Here are the messages that Synapse sends:
- /tracking_skeleton <bool> - Sent with 1 when we start tracking a skeleton, and 0 when we lose it.
- /<joint>_pos_world <float> <float> <float> - The x,y,z position of the joint in world space, in millimeters.
- /<joint>_pos_body <float> <float> <float> - The x,y,z position of the joint relative to the torso, in millimeters.
- /<joint>_pos_screen <float> <float> <float> - The x,y,z position of the joint as projected onto the screen, in pixels.
- /<joint> [up,down,left,right,forward,back] - Sent when we detect a “hit” event, such as a punch forward, which would be “righthand forward”.
- /<joint>_requiredlength <float> - The current tuning value of how far you must move in a straight line (in mm) before a hit event is generated
- /<joint>_pointhistorysize <int> - The current tuning value of how many points are being tracked for hit event detection.
And here are a list of valid joints:
Here is a list of valid messages to send to Synapse:
- /<joint>_gettuninginfo - This causes the _requiredlength and _pointhistorysize messages to be sent from Synapse, so that you can see what the current values are.
- /<joint>_requiredlength <float> - Use this to change how far you must move this joint in a direction (in mm) to trigger a hit event. Defaults to 150,
- /<joint>_pointhistorysize <int> - Use this to change how many points are being tracked for hit event detection. This is essentially a control for how fast you must move your hand to cause a hit event, lower means you must do it faster. Defaults to 5.
- /<joint>_trackjointpos <int> - This is the keepalive to cause joint positions to continue being spit out (more about this below). Valid values to pass are: 1, to get _pos_body positions; 2, to get _pos_world positions; and 3, to get _pos_screen positions.
- /depth_mode <int> - This allows you to cut the background out of the depth image and only see the user. Valid values to pass are: 0 to see the whole depth buffer, 1 to see only the tracked user (or all person-shaped things if no one is tracked), 2 to see all person-shaped things even if a user is tracked.
I mentioned above that /<joint>_trackjointpos works as a keepalive to keep joint positions spitting out of the Synapse app. I do this because I want to avoid spewing out every joint position in every space every frame, because that could potentially cause packet loss. Instead, you pick and choose which joint positions you want to track. You must tell Synapse every 2-3 seconds that you want to track a joint position to keep it spewing joint positions out. For example, to get the right hand’s position in body space, make a patch that looks like this:
This will send “/righthand_trackjointpos 1” to Synapse every 2 seconds, and cause messages like “/righthand_pos_body 150 200 400” to be sent out by Synapse every frame.

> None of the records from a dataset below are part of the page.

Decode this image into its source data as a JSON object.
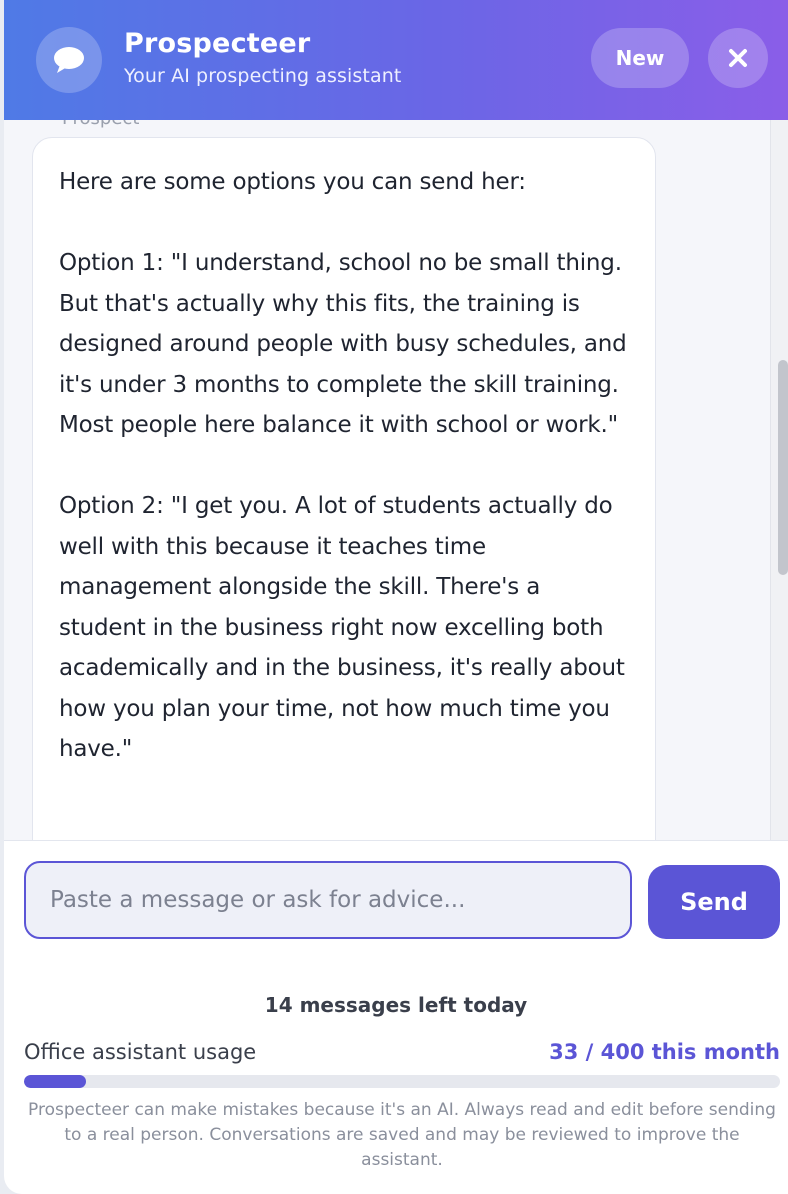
{
  "header": {
    "title": "Prospecteer",
    "subtitle": "Your AI prospecting assistant",
    "new_label": "New",
    "avatar_icon": "chat-bubble-icon",
    "close_icon": "close-icon"
  },
  "chat": {
    "message_text": "Here are some options you can send her:\n\nOption 1: \"I understand, school no be small thing. But that's actually why this fits, the training is designed around people with busy schedules, and it's under 3 months to complete the skill training. Most people here balance it with school or work.\"\n\nOption 2: \"I get you. A lot of students actually do well with this because it teaches time management alongside the skill. There's a student in the business right now excelling both academically and in the business, it's really about how you plan your time, not how much time you have.\""
  },
  "composer": {
    "placeholder": "Paste a message or ask for advice...",
    "value": "",
    "send_label": "Send"
  },
  "usage": {
    "messages_left": "14 messages left today",
    "label": "Office assistant usage",
    "count": "33 / 400 this month",
    "used": 33,
    "limit": 400
  },
  "disclaimer": "Prospecteer can make mistakes because it's an AI. Always read and edit before sending to a real person. Conversations are saved and may be reviewed to improve the assistant.",
  "colors": {
    "accent": "#5b55d6",
    "header_start": "#4f7ae6",
    "header_end": "#8a5ee8"
  }
}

As I mentioned on the Quartz Composer page, you must use a Max patch as a passthrough to get this OSC data into Quartz. Using Max as a passthrough also affords you the opportunity to filter incoming data or do math operations in Max before sending them off to Quartz. Look at “quartz_passthrough_plus.maxpat”, included in my Quartz Composer example project, to see an example of this.
I also created a Jitter patch (runs on Mac only, sorry) that allows you to get the depth buffer from Synapse into Jitter. Look for it on the Download page.